D. A. Você faz teatro, dança, é professor, diretor, entre outros. Mas qual a sua área de atuação favorita e por quê?
A. L. Parece uma resposta clichê, mas eu não tenho preferência. Eu tenho uma total dependência em fazer arte, dessa forma não importa se eu estiver como bailarino, ou num espetáculo, ou sendo coreografo, em um estúdio de TV gravando, ou em um palco como ator, ou dirigindo um espetáculo de teatro ou um audiovisual (filme, curta), se eu estiver dando aula, eu sempre estou imensamente feliz. Isso porque eu concilio uma coisa com a outra, pois eu estou dirigindo um filme, mas, ao mesmo tempo, eu faço um estudo teatral para aquele filme. Eu estou coreografando, mas, ao mesmo tempo, eu estou atuando também ali. Eu estou em um estúdio de tv gravando uma novela, mas é como se eu estivesse na verdade no palco. Eu estou dando aula pros alunos e ao mesmo tempo eu estou checando as minhas possibilidades de diretor. Então uma coisa é intrínseca a outra. Com muito tempo de profissão, você vai entendendo que é tudo bem complexo, é amplo.
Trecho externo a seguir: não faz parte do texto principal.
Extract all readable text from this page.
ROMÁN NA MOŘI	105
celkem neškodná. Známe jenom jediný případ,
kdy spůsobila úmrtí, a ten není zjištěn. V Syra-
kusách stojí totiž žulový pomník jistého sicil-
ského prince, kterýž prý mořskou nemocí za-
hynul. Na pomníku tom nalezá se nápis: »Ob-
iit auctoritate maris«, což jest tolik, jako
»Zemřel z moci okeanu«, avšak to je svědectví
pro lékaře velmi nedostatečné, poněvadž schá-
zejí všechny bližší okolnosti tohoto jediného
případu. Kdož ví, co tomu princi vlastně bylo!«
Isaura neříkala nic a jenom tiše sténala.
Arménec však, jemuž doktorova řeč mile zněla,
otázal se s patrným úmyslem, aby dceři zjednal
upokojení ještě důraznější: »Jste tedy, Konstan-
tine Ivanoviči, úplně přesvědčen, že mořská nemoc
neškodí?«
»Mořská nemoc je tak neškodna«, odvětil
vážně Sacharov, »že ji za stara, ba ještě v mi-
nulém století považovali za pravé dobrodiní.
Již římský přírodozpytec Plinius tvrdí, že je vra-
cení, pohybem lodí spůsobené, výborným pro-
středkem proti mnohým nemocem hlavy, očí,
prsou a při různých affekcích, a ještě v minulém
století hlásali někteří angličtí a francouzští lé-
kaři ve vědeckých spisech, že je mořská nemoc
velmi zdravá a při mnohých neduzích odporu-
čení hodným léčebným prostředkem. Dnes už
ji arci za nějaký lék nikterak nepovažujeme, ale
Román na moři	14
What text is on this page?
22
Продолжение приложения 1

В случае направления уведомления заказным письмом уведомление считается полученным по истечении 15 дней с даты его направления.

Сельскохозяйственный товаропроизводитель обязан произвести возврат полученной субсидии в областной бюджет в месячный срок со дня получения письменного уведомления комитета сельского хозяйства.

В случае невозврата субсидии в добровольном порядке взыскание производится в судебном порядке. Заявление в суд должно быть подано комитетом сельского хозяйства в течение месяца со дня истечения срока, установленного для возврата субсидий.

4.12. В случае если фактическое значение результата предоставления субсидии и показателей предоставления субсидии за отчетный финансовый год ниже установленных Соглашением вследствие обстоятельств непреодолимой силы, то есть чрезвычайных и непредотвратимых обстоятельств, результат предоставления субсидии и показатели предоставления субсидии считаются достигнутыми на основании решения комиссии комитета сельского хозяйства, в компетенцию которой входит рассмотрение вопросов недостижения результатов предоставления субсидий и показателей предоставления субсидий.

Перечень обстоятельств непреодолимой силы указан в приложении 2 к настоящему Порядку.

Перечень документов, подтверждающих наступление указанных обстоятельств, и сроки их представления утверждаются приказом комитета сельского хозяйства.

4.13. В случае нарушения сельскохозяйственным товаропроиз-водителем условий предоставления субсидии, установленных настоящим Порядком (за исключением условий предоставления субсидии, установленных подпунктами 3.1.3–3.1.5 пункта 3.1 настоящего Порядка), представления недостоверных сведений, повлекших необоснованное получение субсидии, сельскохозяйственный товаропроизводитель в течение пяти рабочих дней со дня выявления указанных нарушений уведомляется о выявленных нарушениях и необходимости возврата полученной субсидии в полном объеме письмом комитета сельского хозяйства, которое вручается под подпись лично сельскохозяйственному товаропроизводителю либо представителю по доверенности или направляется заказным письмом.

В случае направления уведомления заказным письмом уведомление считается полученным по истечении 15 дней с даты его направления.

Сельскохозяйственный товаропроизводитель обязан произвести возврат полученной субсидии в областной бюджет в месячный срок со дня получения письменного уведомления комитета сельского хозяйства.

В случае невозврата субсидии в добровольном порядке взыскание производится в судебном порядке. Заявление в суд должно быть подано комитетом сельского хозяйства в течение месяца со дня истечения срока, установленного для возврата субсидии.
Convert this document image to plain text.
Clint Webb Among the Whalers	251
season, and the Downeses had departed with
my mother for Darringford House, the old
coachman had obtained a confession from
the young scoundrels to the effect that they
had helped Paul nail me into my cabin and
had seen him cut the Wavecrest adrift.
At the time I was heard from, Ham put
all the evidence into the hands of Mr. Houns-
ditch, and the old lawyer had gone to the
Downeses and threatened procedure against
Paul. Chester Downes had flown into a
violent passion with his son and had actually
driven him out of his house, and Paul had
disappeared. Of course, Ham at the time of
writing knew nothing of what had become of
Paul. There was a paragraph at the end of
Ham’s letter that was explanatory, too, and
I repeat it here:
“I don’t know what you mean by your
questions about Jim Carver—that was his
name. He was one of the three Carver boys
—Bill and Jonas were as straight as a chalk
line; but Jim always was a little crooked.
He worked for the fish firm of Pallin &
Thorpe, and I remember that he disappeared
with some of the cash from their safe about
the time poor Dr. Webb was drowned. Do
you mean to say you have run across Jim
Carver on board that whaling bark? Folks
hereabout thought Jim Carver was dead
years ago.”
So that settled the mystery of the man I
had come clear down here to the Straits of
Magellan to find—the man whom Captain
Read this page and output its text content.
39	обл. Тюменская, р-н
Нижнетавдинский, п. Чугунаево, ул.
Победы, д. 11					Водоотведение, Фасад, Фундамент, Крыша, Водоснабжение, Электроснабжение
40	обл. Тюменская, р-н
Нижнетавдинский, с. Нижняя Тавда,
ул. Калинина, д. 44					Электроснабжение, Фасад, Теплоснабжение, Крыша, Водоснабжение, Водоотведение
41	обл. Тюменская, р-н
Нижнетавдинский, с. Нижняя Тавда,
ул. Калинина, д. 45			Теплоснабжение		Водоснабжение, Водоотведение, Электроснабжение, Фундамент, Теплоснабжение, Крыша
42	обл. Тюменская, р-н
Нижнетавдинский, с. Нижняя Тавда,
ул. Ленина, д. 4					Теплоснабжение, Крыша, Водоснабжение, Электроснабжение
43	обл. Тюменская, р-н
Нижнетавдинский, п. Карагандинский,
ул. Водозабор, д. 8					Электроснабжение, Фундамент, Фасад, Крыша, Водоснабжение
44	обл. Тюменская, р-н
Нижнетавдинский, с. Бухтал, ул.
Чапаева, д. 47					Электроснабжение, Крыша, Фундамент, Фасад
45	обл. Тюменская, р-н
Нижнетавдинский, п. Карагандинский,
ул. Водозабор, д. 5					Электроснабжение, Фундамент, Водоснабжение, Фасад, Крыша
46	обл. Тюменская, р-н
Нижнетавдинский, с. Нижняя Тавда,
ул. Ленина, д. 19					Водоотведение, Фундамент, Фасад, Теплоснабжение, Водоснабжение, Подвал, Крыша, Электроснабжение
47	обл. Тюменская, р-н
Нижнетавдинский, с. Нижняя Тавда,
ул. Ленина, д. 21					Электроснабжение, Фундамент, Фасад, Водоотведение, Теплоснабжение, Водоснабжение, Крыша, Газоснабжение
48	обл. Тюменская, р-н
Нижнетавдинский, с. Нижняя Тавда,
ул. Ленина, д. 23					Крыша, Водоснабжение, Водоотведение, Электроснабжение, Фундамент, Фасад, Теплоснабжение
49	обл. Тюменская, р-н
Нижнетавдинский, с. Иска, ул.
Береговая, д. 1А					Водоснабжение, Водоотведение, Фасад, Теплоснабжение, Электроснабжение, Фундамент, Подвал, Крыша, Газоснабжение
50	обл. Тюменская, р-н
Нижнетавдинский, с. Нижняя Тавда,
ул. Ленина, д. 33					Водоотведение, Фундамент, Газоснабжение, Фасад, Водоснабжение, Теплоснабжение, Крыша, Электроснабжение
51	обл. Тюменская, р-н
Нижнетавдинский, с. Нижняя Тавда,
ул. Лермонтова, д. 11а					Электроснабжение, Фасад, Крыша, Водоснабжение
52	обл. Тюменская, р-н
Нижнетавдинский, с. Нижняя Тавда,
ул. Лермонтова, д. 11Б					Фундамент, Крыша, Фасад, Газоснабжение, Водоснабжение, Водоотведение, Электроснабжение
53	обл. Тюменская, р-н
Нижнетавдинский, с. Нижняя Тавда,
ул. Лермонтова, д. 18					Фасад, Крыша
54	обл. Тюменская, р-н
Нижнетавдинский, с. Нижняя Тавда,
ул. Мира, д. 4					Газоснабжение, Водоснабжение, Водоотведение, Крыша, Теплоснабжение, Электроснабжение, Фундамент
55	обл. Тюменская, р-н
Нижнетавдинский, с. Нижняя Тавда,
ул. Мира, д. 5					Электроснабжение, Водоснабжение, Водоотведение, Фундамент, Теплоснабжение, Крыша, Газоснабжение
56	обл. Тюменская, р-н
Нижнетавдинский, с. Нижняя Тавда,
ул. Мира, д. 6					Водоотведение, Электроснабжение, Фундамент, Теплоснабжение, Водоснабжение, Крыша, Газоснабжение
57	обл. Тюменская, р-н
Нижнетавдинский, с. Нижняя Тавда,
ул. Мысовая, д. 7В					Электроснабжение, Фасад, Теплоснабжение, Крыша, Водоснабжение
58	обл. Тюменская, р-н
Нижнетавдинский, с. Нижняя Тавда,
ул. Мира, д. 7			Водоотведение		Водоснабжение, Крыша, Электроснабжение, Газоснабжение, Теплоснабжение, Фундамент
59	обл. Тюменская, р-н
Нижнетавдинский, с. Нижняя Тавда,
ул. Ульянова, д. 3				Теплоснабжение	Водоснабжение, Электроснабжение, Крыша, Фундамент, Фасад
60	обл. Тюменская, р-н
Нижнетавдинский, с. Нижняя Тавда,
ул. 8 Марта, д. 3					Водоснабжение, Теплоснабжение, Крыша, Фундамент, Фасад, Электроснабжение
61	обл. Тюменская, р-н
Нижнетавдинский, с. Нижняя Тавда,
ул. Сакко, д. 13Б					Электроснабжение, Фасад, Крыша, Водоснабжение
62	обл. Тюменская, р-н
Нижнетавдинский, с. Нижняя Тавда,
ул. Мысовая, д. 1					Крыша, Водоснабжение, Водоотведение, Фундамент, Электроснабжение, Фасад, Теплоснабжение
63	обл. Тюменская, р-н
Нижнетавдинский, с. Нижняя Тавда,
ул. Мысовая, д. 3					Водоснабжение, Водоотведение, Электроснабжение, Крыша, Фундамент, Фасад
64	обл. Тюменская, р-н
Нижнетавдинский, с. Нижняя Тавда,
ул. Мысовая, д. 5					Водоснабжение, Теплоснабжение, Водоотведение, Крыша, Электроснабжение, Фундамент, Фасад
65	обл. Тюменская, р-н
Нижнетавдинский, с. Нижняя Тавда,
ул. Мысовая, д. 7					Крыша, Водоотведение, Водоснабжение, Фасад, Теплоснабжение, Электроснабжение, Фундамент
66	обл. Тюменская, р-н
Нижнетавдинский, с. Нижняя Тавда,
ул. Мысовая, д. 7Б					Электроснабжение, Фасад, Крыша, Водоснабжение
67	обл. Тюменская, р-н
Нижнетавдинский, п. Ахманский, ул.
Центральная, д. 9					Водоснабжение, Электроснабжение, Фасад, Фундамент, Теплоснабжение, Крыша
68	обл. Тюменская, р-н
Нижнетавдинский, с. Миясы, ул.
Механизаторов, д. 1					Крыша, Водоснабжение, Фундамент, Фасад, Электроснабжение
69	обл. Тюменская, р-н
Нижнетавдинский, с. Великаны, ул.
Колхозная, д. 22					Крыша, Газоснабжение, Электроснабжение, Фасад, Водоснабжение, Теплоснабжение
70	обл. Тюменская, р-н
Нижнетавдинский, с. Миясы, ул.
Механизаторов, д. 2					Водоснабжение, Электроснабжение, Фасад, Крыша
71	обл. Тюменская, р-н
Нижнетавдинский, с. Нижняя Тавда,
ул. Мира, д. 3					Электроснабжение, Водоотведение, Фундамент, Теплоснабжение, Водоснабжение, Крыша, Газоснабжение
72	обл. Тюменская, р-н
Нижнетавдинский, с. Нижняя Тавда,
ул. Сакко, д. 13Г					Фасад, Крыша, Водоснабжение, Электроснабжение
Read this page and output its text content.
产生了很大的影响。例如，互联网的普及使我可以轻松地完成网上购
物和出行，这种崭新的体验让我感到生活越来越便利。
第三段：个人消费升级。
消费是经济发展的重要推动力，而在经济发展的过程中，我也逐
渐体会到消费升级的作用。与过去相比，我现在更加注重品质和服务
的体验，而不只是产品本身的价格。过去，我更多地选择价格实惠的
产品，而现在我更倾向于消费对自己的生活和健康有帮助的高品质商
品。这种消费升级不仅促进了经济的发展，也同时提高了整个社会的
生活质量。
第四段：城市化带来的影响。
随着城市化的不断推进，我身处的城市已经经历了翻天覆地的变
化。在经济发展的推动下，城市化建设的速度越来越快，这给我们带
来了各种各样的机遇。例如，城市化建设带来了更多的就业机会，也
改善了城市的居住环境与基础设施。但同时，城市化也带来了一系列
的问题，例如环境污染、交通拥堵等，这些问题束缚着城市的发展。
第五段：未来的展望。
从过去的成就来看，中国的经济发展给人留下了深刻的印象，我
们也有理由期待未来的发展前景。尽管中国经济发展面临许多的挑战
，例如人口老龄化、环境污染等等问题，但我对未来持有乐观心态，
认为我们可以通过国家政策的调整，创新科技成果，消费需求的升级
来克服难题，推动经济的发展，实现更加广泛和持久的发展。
E a arte não está separada, está tudo junto, tem uma palavra que eu gosto muito que é coletivo.
Também venho descobrindo um prazer gigante que é escrever. Se eu for pensar recentemente eu estou escrevendo duas peças de teatro. Eu já escrevi três, estou escrevendo mais duas agora. E também estou finalizando quatro roteiros. Três curtas e um longa documentário. Então o prazer da escrita, de criar vida, seja enquanto dramaturgo de teatro, ou enquanto roteirista, isso tem me atiçado, tem me provocado.
Está no palco enquanto ator de teatro é de um prazer inenarrável. Porque ali você se sente vivo e sente que as pessoas que estão te assistindo estão se transformando ao vivo, na sua frente. É muito poderoso está no palco.
Resumindo, todos os caminhos: direção, coreografar, atuar, está no estúdio, está no palco, tem um poder muito grande, mas recentemente eu tenho me aprofundado muito enquanto dramaturgo, enquanto roteirista. E sempre, como ator, está em um palco de teatro com trezentas pessoas assistindo, ou seja, vivo e ao vivo, algo real, e aquelas pessoas se transformando a partir do que você está produzindo é uma experiência maravilhosa.
D.A. E quais são os seus trabalhos mais recentes e seus papeis neles?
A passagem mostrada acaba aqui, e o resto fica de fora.